The rise of cryptocurrencies has led some to argue that digital assets have replaced gold as the new hedge against monetary disorder. Dalio acknowledges the innovation in digital currencies but tends to draw a distinction:

– Cryptocurrencies are young, heavily speculative, and highly dependent on regulatory environments and technology infrastructure.
– Gold is old, deeply embedded in central‑bank reserves and cultural traditions, and independent of any single technology.

This does not necessarily make one “better” than the other for all investors, but in Dalio’s framework, gold remains the veteran store of value with a long track record of surviving regime changes, wars, currency collapses, and debt crises. That historical resilience is a big part of why he still calls it one of the safest forms of money.

What a historic crash can teach investors

Instead of seeing a sharp fall in gold as a verdict against its role, it can be more productive to ask:

– Did the crash change the fundamental properties of gold?
– Or did it mainly reveal investor sentiment swings, policy changes, or temporary fear unwinding?

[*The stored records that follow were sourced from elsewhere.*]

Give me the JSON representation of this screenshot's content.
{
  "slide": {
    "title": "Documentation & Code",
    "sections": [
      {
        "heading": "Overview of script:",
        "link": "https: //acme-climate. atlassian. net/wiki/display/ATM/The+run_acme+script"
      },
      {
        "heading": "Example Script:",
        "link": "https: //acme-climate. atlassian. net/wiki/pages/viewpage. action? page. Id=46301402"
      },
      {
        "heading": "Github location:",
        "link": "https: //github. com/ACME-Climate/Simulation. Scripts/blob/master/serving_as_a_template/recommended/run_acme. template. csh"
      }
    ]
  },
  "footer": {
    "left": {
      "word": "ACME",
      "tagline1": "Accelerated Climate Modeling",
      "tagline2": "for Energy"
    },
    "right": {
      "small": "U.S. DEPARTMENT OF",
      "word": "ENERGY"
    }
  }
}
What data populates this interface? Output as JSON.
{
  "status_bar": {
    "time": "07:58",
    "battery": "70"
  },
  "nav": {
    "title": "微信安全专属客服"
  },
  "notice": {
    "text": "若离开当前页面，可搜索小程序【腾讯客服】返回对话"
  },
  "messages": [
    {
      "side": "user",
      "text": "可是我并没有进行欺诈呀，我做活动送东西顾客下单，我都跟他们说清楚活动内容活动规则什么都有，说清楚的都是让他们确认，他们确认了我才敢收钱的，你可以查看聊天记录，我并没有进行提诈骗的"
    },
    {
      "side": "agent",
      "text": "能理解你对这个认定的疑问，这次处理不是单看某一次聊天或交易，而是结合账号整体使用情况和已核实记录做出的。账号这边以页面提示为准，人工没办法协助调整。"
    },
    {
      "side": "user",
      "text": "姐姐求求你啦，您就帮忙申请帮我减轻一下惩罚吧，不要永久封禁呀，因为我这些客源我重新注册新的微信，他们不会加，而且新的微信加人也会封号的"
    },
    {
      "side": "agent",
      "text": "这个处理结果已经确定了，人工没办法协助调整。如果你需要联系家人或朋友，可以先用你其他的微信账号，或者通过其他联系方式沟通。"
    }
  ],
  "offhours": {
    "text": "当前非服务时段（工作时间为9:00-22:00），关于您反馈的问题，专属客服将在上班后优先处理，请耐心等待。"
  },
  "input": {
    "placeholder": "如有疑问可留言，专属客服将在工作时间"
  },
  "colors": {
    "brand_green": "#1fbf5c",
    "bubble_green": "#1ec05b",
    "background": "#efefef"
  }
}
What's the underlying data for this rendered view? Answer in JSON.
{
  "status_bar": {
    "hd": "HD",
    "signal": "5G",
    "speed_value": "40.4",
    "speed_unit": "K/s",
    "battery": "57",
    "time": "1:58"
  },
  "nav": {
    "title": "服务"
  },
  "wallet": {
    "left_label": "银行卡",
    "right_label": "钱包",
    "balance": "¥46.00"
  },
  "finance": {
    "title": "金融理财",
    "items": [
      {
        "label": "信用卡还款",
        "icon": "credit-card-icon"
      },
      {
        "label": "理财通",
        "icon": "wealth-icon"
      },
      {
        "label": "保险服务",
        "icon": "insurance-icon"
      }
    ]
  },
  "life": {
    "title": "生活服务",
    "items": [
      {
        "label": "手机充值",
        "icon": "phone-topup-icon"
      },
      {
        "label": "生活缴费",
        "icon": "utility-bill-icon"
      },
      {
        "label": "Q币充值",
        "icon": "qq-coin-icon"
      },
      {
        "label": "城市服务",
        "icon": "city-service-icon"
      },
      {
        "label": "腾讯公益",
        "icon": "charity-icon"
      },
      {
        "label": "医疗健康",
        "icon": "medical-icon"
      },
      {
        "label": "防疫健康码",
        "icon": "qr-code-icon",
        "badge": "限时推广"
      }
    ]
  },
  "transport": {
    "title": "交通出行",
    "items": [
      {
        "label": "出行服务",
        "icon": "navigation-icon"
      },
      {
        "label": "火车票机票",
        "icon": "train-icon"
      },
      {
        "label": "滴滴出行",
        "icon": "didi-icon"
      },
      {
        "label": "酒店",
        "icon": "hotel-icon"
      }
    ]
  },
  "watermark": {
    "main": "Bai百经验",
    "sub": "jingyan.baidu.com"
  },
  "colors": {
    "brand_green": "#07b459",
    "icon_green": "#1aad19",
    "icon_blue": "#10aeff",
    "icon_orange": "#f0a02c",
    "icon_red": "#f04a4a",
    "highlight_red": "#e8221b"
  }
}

From a long‑term perspective, a crash can:

– Shake out overly leveraged and speculative positions
– Offer entry points for those who view gold as a long‑term hedge
– Remind investors that no asset, not even a “safe” one, is immune to human psychology and market cycles

Dalio’s consistent message is that gold should be evaluated within a broad macro and portfolio context, not solely through the lens of recent price action.

Bottom line

Ray Dalio’s defense of gold as the “safest money” is not a denial of its volatility or its capacity for dramatic crashes. Instead, it reflects a deeper judgment about:

– The vulnerability of fiat currencies in long debt and inflation cycles
– The importance of holding assets that are outside the control of any single government or central bank
– The need for diversification that can withstand rare but devastating economic shifts

In that worldview, a historic crash in gold is a chapter, not the epilogue. The asset can be bruised in the short term and still remain central to a long‑term strategy for preserving wealth through economic and political extremes.